Page 7
A few guards shifted, creating a window into their ring of violence. I gasped as I noticed Henri prone and unmoving on the ground. His legs at an unnatural angle. His face covered in blood. His back contorted as if someone had snapped his spine.
Nausea gushed.
This can’t be happening.
Please…let me wake up.
Let this all be a horrendous nightmare.
Bowing my head, I closed my eyes and did my best to be anywhere but there.
Would I sense him if he died?
Would my soul slice in two when his slipped free?
Henri, I’m so sorry. So, so sorry I can’t stop them.
I closed my eyes as thud after thud, grunt after grunt echoed in the cave as the guards kept driving Henri closer to his grave.
I rocked and keened, tears flowing down my cheeks even as Peter hugged me close and whispered things I couldn’t hear into my ear.
This was worse than Henri dying.
This was a thousand times worse because he’d be in so much pain, so much suffering.

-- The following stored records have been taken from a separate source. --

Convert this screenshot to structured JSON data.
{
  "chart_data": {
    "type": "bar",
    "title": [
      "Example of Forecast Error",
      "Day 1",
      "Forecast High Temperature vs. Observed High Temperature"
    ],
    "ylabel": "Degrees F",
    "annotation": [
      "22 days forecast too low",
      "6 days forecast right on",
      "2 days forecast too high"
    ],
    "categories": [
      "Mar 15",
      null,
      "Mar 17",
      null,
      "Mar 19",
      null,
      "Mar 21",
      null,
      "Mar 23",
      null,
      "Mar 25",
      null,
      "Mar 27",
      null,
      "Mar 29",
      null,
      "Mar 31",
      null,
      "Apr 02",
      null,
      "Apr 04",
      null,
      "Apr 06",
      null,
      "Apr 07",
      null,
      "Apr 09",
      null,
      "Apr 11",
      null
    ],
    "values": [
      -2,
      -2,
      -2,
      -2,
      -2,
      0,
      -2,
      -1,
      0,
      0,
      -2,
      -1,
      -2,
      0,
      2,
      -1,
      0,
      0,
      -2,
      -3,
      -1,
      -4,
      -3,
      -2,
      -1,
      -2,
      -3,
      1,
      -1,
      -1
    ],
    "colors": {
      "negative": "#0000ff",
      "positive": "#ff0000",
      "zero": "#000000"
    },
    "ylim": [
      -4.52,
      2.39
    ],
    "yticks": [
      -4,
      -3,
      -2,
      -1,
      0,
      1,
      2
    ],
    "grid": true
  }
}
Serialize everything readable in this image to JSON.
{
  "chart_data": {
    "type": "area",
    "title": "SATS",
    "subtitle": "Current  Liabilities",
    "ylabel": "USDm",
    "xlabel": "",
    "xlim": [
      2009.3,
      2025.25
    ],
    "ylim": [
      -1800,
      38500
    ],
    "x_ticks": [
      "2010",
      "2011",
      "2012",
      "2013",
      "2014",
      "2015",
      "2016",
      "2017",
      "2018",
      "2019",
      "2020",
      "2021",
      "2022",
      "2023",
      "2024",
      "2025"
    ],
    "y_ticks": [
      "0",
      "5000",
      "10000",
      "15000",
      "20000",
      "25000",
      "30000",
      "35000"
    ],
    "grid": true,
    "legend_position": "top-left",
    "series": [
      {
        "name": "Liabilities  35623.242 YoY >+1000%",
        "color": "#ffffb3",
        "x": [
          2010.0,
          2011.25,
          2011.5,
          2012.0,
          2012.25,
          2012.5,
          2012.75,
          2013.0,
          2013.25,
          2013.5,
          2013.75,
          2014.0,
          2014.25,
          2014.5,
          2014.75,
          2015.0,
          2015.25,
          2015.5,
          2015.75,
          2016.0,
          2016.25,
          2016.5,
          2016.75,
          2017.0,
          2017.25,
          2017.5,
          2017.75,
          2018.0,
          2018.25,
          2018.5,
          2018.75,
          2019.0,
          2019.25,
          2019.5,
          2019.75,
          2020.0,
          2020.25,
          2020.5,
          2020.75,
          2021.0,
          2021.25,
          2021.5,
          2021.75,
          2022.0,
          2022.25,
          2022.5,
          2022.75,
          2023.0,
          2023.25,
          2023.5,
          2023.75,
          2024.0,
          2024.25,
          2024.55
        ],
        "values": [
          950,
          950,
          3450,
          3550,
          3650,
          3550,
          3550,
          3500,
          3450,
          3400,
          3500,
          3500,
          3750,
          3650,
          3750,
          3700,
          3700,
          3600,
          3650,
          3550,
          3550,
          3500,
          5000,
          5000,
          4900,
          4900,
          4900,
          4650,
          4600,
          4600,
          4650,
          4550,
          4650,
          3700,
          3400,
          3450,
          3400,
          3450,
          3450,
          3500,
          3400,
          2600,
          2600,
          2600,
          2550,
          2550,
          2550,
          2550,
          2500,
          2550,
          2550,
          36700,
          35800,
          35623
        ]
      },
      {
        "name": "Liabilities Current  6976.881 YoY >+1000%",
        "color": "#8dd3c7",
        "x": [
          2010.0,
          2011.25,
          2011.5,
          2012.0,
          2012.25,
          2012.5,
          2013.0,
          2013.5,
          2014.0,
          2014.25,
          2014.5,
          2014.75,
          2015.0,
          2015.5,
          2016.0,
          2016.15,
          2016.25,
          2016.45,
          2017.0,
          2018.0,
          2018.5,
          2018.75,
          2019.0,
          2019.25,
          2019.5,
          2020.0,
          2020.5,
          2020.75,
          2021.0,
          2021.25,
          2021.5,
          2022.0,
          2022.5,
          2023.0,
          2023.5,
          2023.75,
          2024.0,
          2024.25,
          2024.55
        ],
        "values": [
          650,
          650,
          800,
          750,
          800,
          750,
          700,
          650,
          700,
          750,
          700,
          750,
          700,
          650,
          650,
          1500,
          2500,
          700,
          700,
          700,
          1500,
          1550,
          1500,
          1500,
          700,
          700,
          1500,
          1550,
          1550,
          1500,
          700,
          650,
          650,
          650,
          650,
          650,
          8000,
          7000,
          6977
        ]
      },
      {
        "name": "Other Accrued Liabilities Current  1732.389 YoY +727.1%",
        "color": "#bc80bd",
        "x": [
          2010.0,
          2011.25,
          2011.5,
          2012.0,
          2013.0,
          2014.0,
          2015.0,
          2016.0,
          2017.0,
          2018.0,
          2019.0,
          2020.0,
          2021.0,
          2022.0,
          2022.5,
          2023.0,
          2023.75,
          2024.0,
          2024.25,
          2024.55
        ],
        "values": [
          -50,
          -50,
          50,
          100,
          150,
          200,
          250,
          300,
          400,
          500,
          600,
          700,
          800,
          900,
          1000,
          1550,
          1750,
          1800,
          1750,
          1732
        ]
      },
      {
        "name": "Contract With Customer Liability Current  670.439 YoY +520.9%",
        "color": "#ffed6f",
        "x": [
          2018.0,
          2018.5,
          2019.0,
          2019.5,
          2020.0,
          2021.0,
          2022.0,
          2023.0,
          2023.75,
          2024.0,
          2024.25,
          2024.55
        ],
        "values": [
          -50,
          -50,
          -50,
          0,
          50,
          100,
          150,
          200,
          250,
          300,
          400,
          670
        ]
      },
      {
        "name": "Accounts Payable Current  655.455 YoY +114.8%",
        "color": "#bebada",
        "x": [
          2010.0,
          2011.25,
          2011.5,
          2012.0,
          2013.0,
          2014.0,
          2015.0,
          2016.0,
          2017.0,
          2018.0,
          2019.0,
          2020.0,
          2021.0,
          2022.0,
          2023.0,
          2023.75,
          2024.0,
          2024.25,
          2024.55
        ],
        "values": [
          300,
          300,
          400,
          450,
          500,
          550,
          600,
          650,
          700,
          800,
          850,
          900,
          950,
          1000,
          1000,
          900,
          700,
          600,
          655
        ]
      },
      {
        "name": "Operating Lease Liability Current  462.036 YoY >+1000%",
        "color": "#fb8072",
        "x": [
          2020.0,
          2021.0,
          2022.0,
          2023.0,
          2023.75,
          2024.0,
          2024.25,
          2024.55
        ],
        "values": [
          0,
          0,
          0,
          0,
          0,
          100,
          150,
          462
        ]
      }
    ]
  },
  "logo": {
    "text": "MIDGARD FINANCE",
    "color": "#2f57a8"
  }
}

His death wasn’t quick. His death dragged on and on, and if I had the ability to end his excruciating existence by setting him free, I would have. I would take his hand and walk with him into that blinding light and leave this awful, horrible world behind.
And what of the jewels?
“Don’t look, Ily,” Peter breathed. “Don’t look.”
I shuddered as Peter pressed a kiss to my temple, his grief tangling with mine.
I’d stayed true to him and the others all this time.
Everything I did and every day I survived was to save them.
But in that cave, listening to them beat my twin flame to death, I turned selfish.
If I had the choice to stop Henri’s torture and die with him…I would.
I would turn my back on my family and every jewel if it meant Henri would be free.
A wracking sob fell out of me as my eyes flickered open, and through the grimy gloss of tears, I watched a guard pull his foot back and kick Henri right in the jaw. In the forest of legs, Henri’s head snapped back, his body twitched, and then…nothing.
The guards all stopped.
The Masters didn’t say a word.
Henri didn’t move.
His chest didn’t rise.
His eyes didn’t open.
H-He’s dead…
What did that say about our connection that I didn’t feel him leaving me? How was he the missing piece of my soul if I didn’t feel that piece fly away?
I tried to crawl to him as the guards broke their circle and returned to an orderly line by the wall—some hunched and holding the many wounds Henri had given them, some ripping their shirts and wrapping makeshift bandages to staunch the stabbings he’d delivered.